We never realized that there was so much loaded in a horror movie from a costume perspective…so now here’s our fourth and last installment. 🙂 Dracula, like Bram Stoker’s book of that name and the legends surrounding vampirism in general, has a heavy erotic element to it that both excites and repels at the same time. While we tend to identify with the plight of the hero/heroes, we are also excited by the villains. In Dracula, we not only have the sometime suave/sometime repellant Count Dracula (depending on what guise he’s assuming), but we also have his minions. Dracula’s “Brides” definitely fill the bill as we see below:
The above three “Brides” are dressed in outfits reminiscent of the Classical Greek Peplos, and Chiton, garments consisting of loose draped fabric. Naturally, the fabrics used in the movie are sheer that serves to heighten the Brides’ eroticisim. Below are examples of the Chiton:
And after the story has unfolded, we are left with ultimate redemption and triumph of good over evil.

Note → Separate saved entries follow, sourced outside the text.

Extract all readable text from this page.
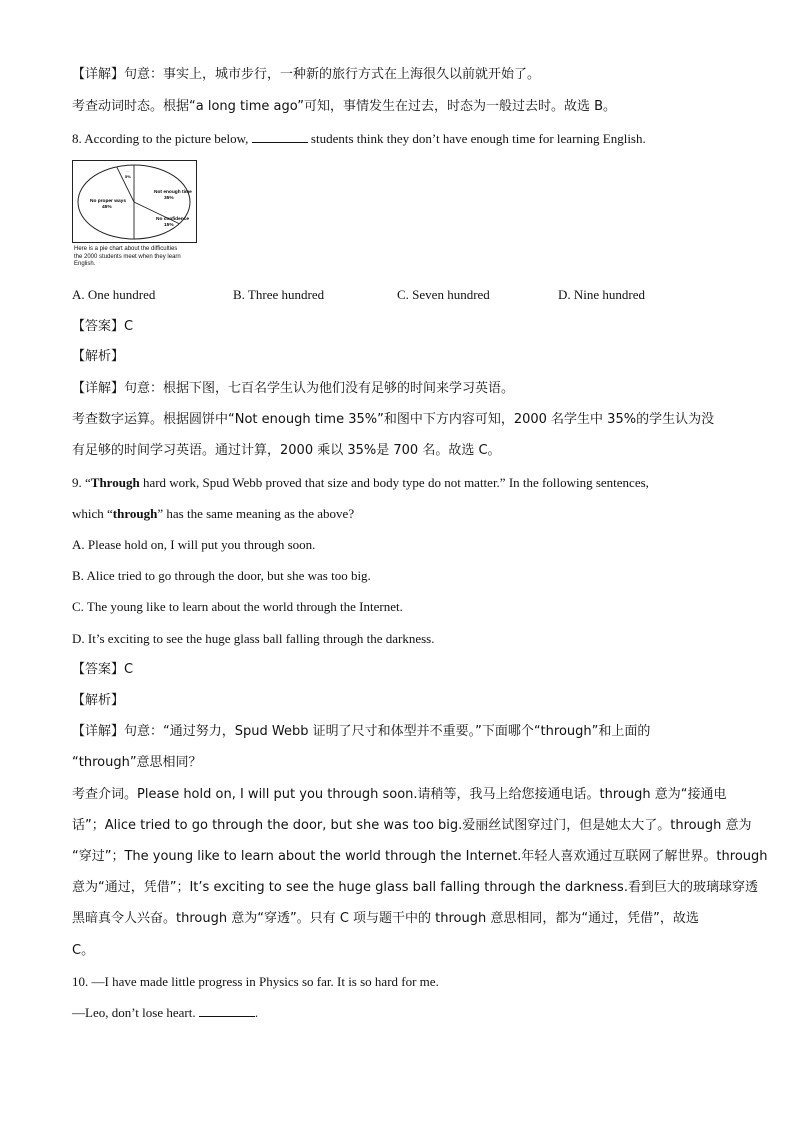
【详解】句意：事实上，城市步行，一种新的旅行方式在上海很久以前就开始了。
考查动词时态。根据“a long time ago”可知，事情发生在过去，时态为一般过去时。故选 B。
8. According to the picture below,	students think they don’t have enough time for learning English.
Not enough time
35%
No confidence
15%
No proper ways
45%
...
5%
Here is a pie chart about the difficulties
the 2000 students meet when they learn
English.
A. One hundred	B. Three hundred	C. Seven hundred	D. Nine hundred
【答案】C
【解析】
【详解】句意：根据下图，七百名学生认为他们没有足够的时间来学习英语。
考查数字运算。根据圆饼中“Not enough time 35%”和图中下方内容可知，2000 名学生中 35%的学生认为没
有足够的时间学习英语。通过计算，2000 乘以 35%是 700 名。故选 C。
9. “Through hard work, Spud Webb proved that size and body type do not matter.” In the following sentences,
which “through” has the same meaning as the above?
A. Please hold on, I will put you through soon.
B. Alice tried to go through the door, but she was too big.
C. The young like to learn about the world through the Internet.
D. It’s exciting to see the huge glass ball falling through the darkness.
【答案】C
【解析】
【详解】句意：“通过努力，Spud Webb 证明了尺寸和体型并不重要。”下面哪个“through”和上面的
“through”意思相同？
考查介词。Please hold on, I will put you through soon.请稍等，我马上给您接通电话。through 意为“接通电
话”；Alice tried to go through the door, but she was too big.爱丽丝试图穿过门，但是她太大了。through 意为
“穿过”；The young like to learn about the world through the Internet.年轻人喜欢通过互联网了解世界。through
意为“通过，凭借”；It’s exciting to see the huge glass ball falling through the darkness.看到巨大的玻璃球穿透
黑暗真令人兴奋。through 意为“穿透”。只有 C 项与题干中的 through 意思相同，都为“通过，凭借”，故选
C。
10. —I have made little progress in Physics so far. It is so hard for me.
—Leo, don’t lose heart.	.
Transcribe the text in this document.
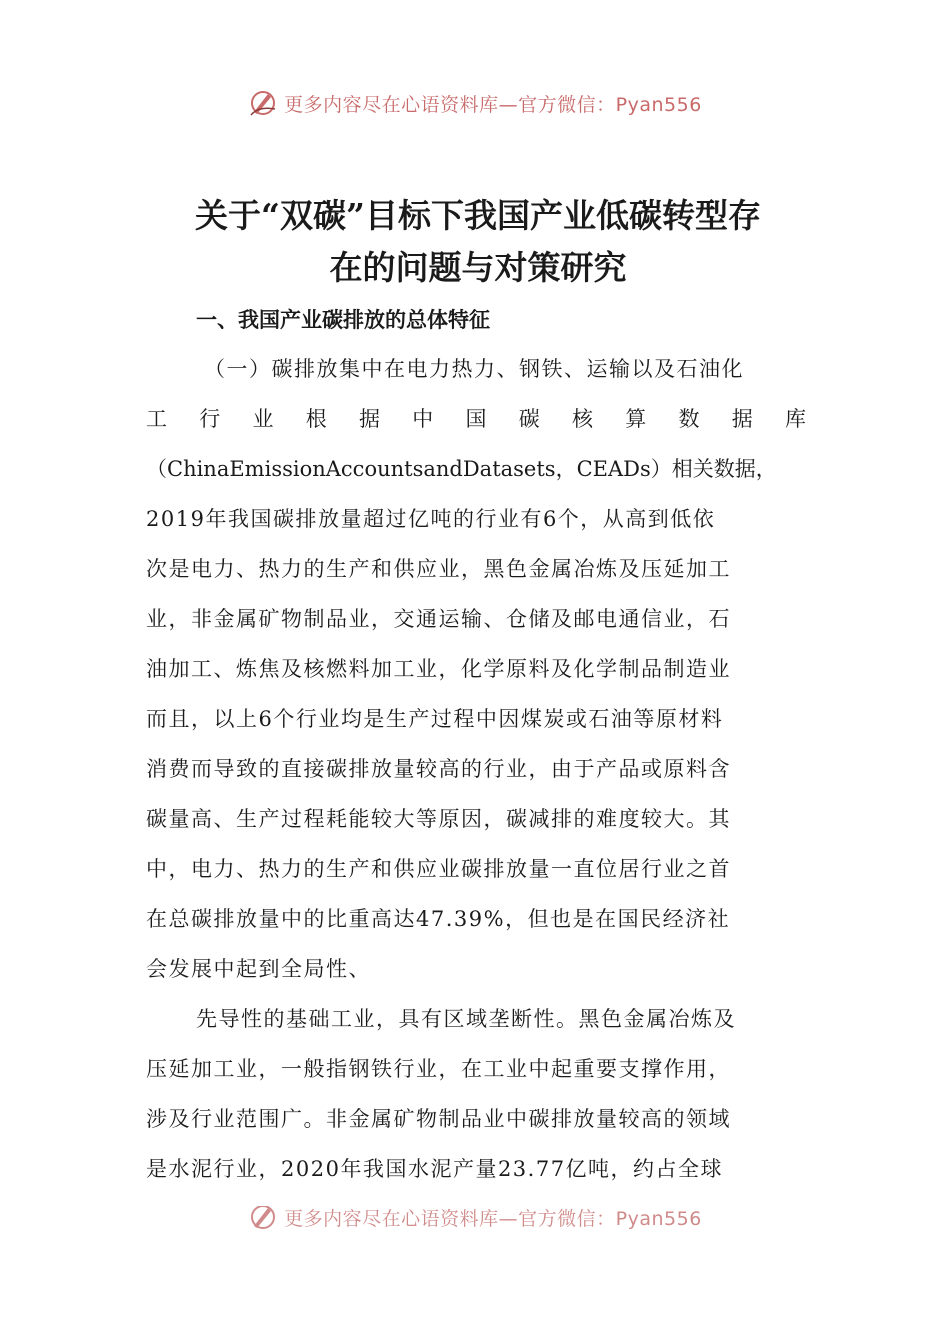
更多内容尽在心语资料库—官方微信：Pyan556
关于“双碳”目标下我国产业低碳转型存
在的问题与对策研究
一、我国产业碳排放的总体特征

（一）碳排放集中在电力热力、钢铁、运输以及石油化
工 行 业 根 据 中 国 碳 核 算 数 据 库
（ChinaEmissionAccountsandDatasets，CEADs）相关数据，
2019年我国碳排放量超过亿吨的行业有6个，从高到低依
次是电力、热力的生产和供应业，黑色金属冶炼及压延加工
业，非金属矿物制品业，交通运输、仓储及邮电通信业，石
油加工、炼焦及核燃料加工业，化学原料及化学制品制造业
而且，以上6个行业均是生产过程中因煤炭或石油等原材料
消费而导致的直接碳排放量较高的行业，由于产品或原料含
碳量高、生产过程耗能较大等原因，碳减排的难度较大。其
中，电力、热力的生产和供应业碳排放量一直位居行业之首
在总碳排放量中的比重高达47.39%，但也是在国民经济社
会发展中起到全局性、

先导性的基础工业，具有区域垄断性。黑色金属冶炼及
压延加工业，一般指钢铁行业，在工业中起重要支撑作用，
涉及行业范围广。非金属矿物制品业中碳排放量较高的领域
是水泥行业，2020年我国水泥产量23.77亿吨，约占全球

更多内容尽在心语资料库—官方微信：Pyan556
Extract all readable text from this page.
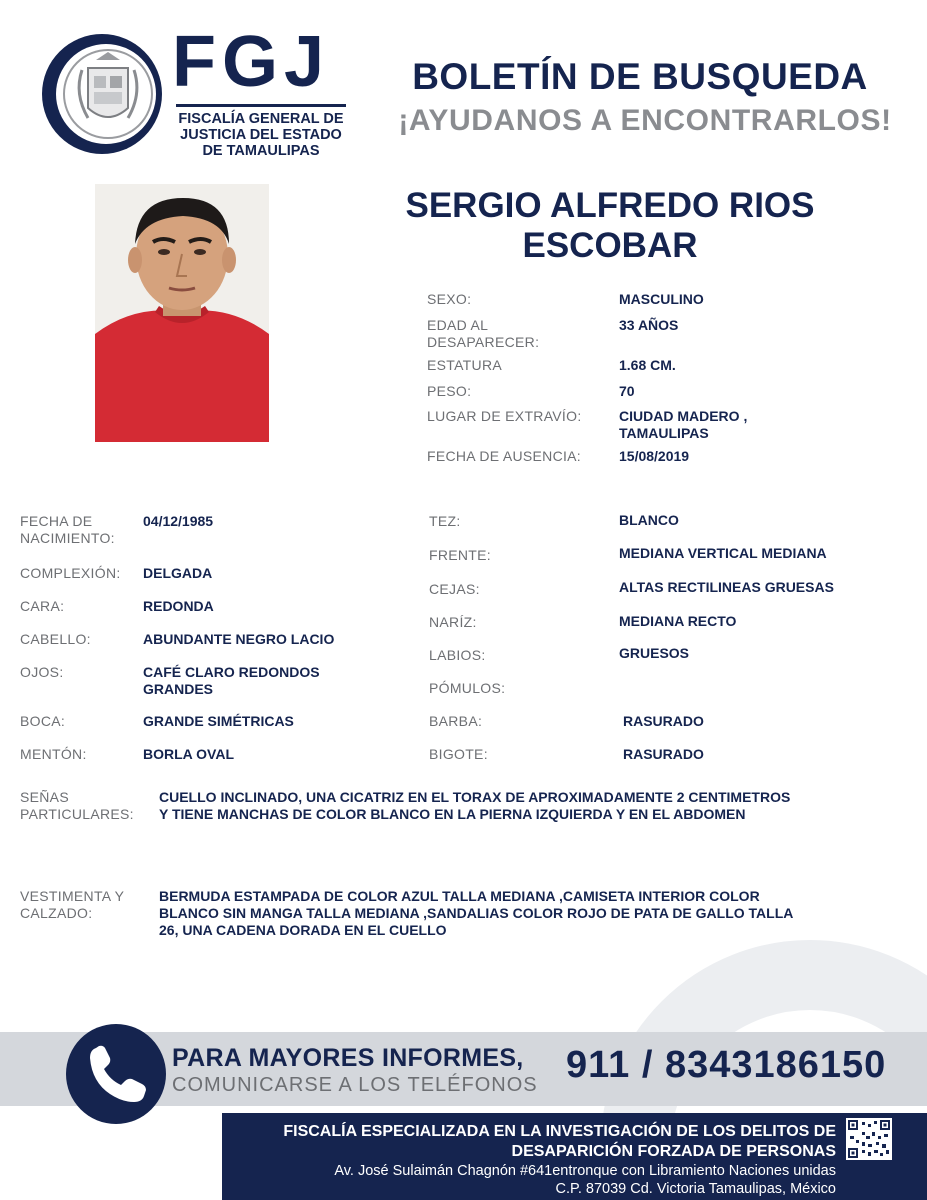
FGJ
FISCALÍA GENERAL DE
JUSTICIA DEL ESTADO
DE TAMAULIPAS
BOLETÍN DE BUSQUEDA
¡AYUDANOS A ENCONTRARLOS!
SERGIO ALFREDO RIOS
ESCOBAR
SEXO:	MASCULINO
EDAD AL DESAPARECER:
33 AÑOS
ESTATURA	1.68 CM.
PESO:	70
LUGAR DE EXTRAVÍO:	CIUDAD MADERO , TAMAULIPAS
FECHA DE AUSENCIA:	15/08/2019
FECHA DE NACIMIENTO:
04/12/1985
COMPLEXIÓN: DELGADA
CARA:	REDONDA
CABELLO:	ABUNDANTE NEGRO LACIO
OJOS:	CAFÉ CLARO REDONDOS GRANDES
BOCA:	GRANDE SIMÉTRICAS
MENTÓN:	BORLA OVAL
TEZ:	BLANCO
FRENTE:	MEDIANA VERTICAL MEDIANA
CEJAS:	ALTAS RECTILINEAS GRUESAS
NARÍZ:	MEDIANA RECTO
LABIOS:	GRUESOS
PÓMULOS:
BARBA:	RASURADO
BIGOTE:	RASURADO
SEÑAS PARTICULARES:
CUELLO INCLINADO, UNA CICATRIZ EN EL TORAX DE APROXIMADAMENTE 2 CENTIMETROS
Y TIENE MANCHAS DE COLOR BLANCO EN LA PIERNA IZQUIERDA Y EN EL ABDOMEN
VESTIMENTA Y CALZADO:
BERMUDA ESTAMPADA DE COLOR AZUL TALLA MEDIANA ,CAMISETA INTERIOR COLOR
BLANCO SIN MANGA TALLA MEDIANA ,SANDALIAS COLOR ROJO DE PATA DE GALLO TALLA
26, UNA CADENA DORADA EN EL CUELLO
PARA MAYORES INFORMES,
COMUNICARSE A LOS TELÉFONOS 911 / 8343186150
FISCALÍA ESPECIALIZADA EN LA INVESTIGACIÓN DE LOS DELITOS DE
DESAPARICIÓN FORZADA DE PERSONAS
Av. José Sulaimán Chagnón #641entronque con Libramiento Naciones unidas
C.P. 87039 Cd. Victoria Tamaulipas, México
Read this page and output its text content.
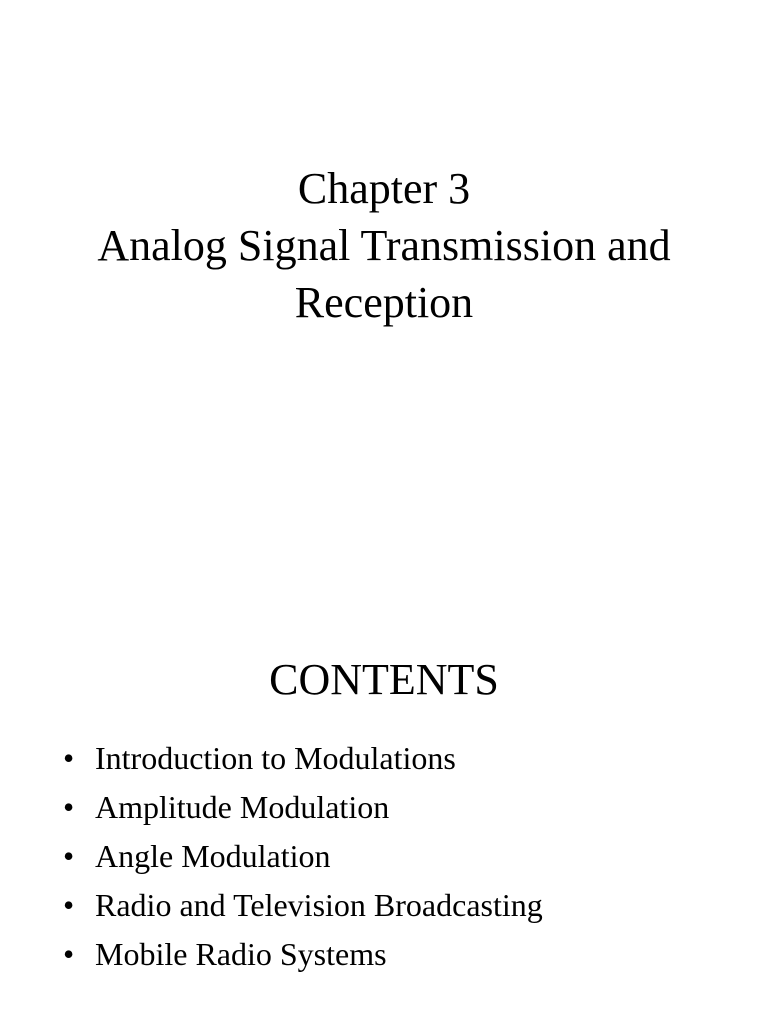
Chapter 3
Analog Signal Transmission and
Reception
CONTENTS
• Introduction to Modulations
• Amplitude Modulation
• Angle Modulation
• Radio and Television Broadcasting
• Mobile Radio Systems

From a costume perspective, we see the how the costuming helps to tell the story. This is not your old school Dracula wearing a tuxedo and top hat; no this is a more “real” vampire who has a story and a strong set of motivations for what he does. While we may have issues over historic authenticity of some of the wardrobe, it’s not a serious detraction from the movie and it still works.
In looking at the Victorian Era clothing of the film, we’re left with the feeling that while the selection of fabrics, colors, and styles were well thought out, it suffers from the tendency of people to mash the decades together and this is especially true when it applies to the late 19th Century. A bustle is not just a “bustle” as the decades pass and neither is a train and by the 1897, bustles and trains have for the most part disappeared. This is a key lapse that could have been corrected for in a number of ways. We hope that you’ve enjoyed this and we look forward to bringing you more commentary on other film costuming in future posts.